Les services de déminage face au terrorisme

Déminage; terrorisme

Interview de Bruno Bergeron

Mis en ligne janvier 2017

Agora Mag En Toute Sécurité : Pourriez-vous nous donner quelques chiffres sur les services de déminage à Paris ?

Bruno Bergeron : à Paris, 50 à 60% de nos interventions ont lieu dans les transports en commun (métro, gares). En 2016, mes services ont effectué 2 800 sorties pour des paquets et des véhicules suspects. 24 démineurs montent une garde en continu 24h/24.

Quelles évolutions des technologies et des pratiques de la part des terroristes avez-vous pu observer ?

B.B. : la menace terroriste à laquelle la France est confrontée depuis les années 1980 a changé. Les modes opératoires ont évolué. Dans les années 1980/1990 les terroristes déposaient des engins explosifs. Aujourd’hui, est venue se greffer une logique de tuerie de masse à l’aide d’armes de guerre. Des kamikazes se font exploser. Ils sont mobiles, bougent, se noient dans la foule pour passer inaperçus ce qui constitue une difficulté supplémentaire pour les services de sécurité.

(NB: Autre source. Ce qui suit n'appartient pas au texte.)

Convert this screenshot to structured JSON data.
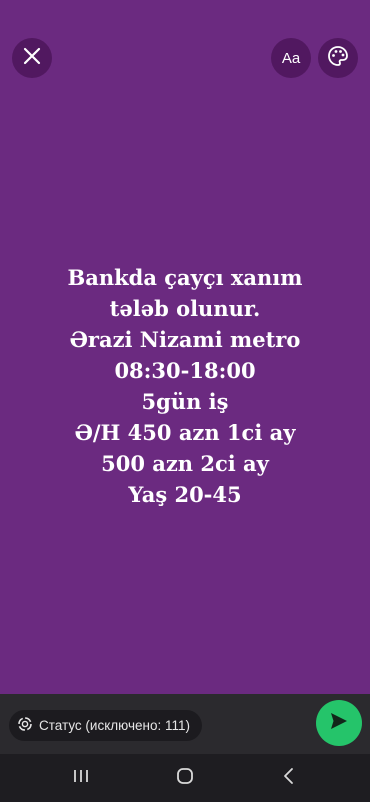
{
  "header": {
    "close_icon": "close-icon",
    "font_label": "Aa",
    "palette_icon": "palette-icon"
  },
  "status": {
    "background_color": "#6b2a80",
    "lines": [
      "Bankda çayçı xanım",
      "tələb olunur.",
      "Ərazi Nizami metro",
      "08:30-18:00",
      "5gün iş",
      "Ə/H 450 azn 1ci ay",
      "500 azn 2ci ay",
      "Yaş 20-45"
    ]
  },
  "footer": {
    "audience_label": "Статус (исключено: 111)",
    "audience_icon": "status-ring-icon",
    "send_icon": "send-icon",
    "send_color": "#25c46a"
  },
  "navigation": {
    "recents_icon": "recents-icon",
    "home_icon": "home-icon",
    "back_icon": "back-icon"
  }
}
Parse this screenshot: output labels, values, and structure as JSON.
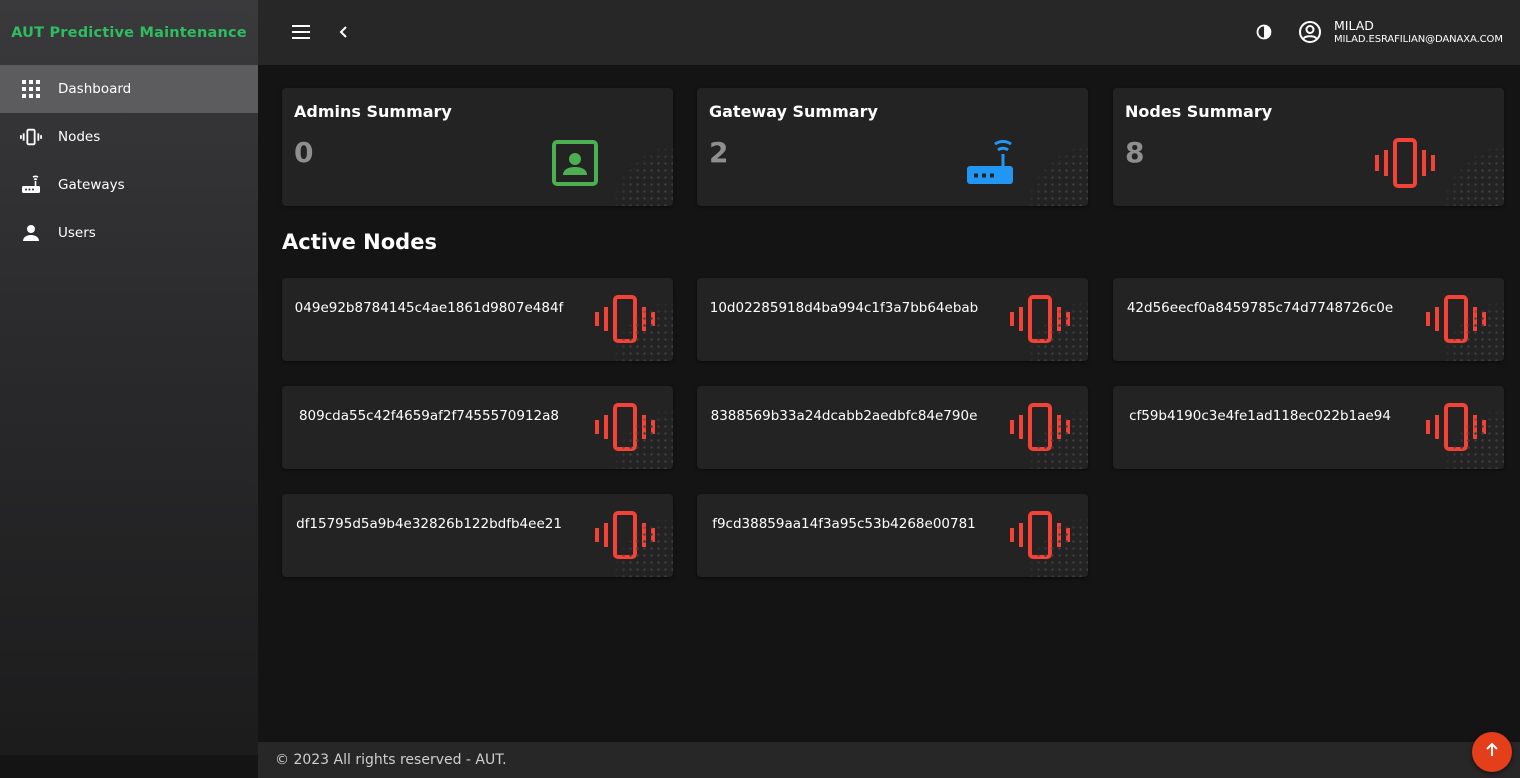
{
  "app": {
    "brand": "AUT Predictive Maintenance"
  },
  "sidebar": {
    "items": [
      {
        "label": "Dashboard",
        "icon": "grid-icon",
        "active": true
      },
      {
        "label": "Nodes",
        "icon": "vibration-icon"
      },
      {
        "label": "Gateways",
        "icon": "router-icon"
      },
      {
        "label": "Users",
        "icon": "person-icon"
      }
    ]
  },
  "header": {
    "user_name": "MILAD",
    "user_email": "MILAD.ESRAFILIAN@DANAXA.COM"
  },
  "summary": [
    {
      "title": "Admins Summary",
      "value": "0",
      "icon": "contact-card-icon",
      "color": "#4caf50"
    },
    {
      "title": "Gateway Summary",
      "value": "2",
      "icon": "router-icon",
      "color": "#2196f3"
    },
    {
      "title": "Nodes Summary",
      "value": "8",
      "icon": "vibration-icon",
      "color": "#f44336"
    }
  ],
  "active_nodes": {
    "title": "Active Nodes",
    "items": [
      "049e92b8784145c4ae1861d9807e484f",
      "10d02285918d4ba994c1f3a7bb64ebab",
      "42d56eecf0a8459785c74d7748726c0e",
      "809cda55c42f4659af2f7455570912a8",
      "8388569b33a24dcabb2aedbfc84e790e",
      "cf59b4190c3e4fe1ad118ec022b1ae94",
      "df15795d5a9b4e32826b122bdfb4ee21",
      "f9cd38859aa14f3a95c53b4268e00781"
    ]
  },
  "footer": {
    "text": "© 2023 All rights reserved - AUT."
  },
  "colors": {
    "brand": "#2ebd5f",
    "node_icon": "#f44336",
    "scroll_top": "#e53e1a"
  }
}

Quelles seraient vos recommandations de bonnes pratiques aux directeurs sécurité des grands groupes ?

B.B. : en premier lieu, établir un périmètre de sécurité. Il est impératif que les services de sécurité mettent le public hors de danger. Une explosion produit deux phénomènes : une projection d’éclats et le souffle aussi fréquemment appelé blast. Il est indispensable d’abriter la population des projections derrière des structures bâtimentaires.

En ce qui concerne le blast, il n’y a que la distance qui puisse protéger. D’où l’importance de faire reculer au maximum le public. Le problème de souffle décroit très vite : on peut alors réduire un peu la distance de sécurité à une centaine de mètres. Mais le public doit impérativement rester derrière les rubalises. Les projections d’éclats ne sont pas à prendre à la légère. Les services de sécurité doivent être sensibilisés à la mise à l’écart et à la protection des populations.

Peut-on faire de la prévention en matière de déminage ?

B.B : la prévention dans notre domaine est compliquée. Il faut être vigilant. Tout objet inhabituel, qui n’a rien à faire là où il se trouve, doit être signalé. Les services de sécurité ne doivent en aucun cas manipuler un sac ou paquet suspect. Ce que nous attendons d’eux ? Tout d’abord, lever le doute en menant une petite enquête pour savoir si ce sac n’appartient pas à quelqu’un. Puis appeler la police qui confirmera le périmètre de sécurité et préviendra les services de déminage. A Paris, mes services interviennent immédiatement.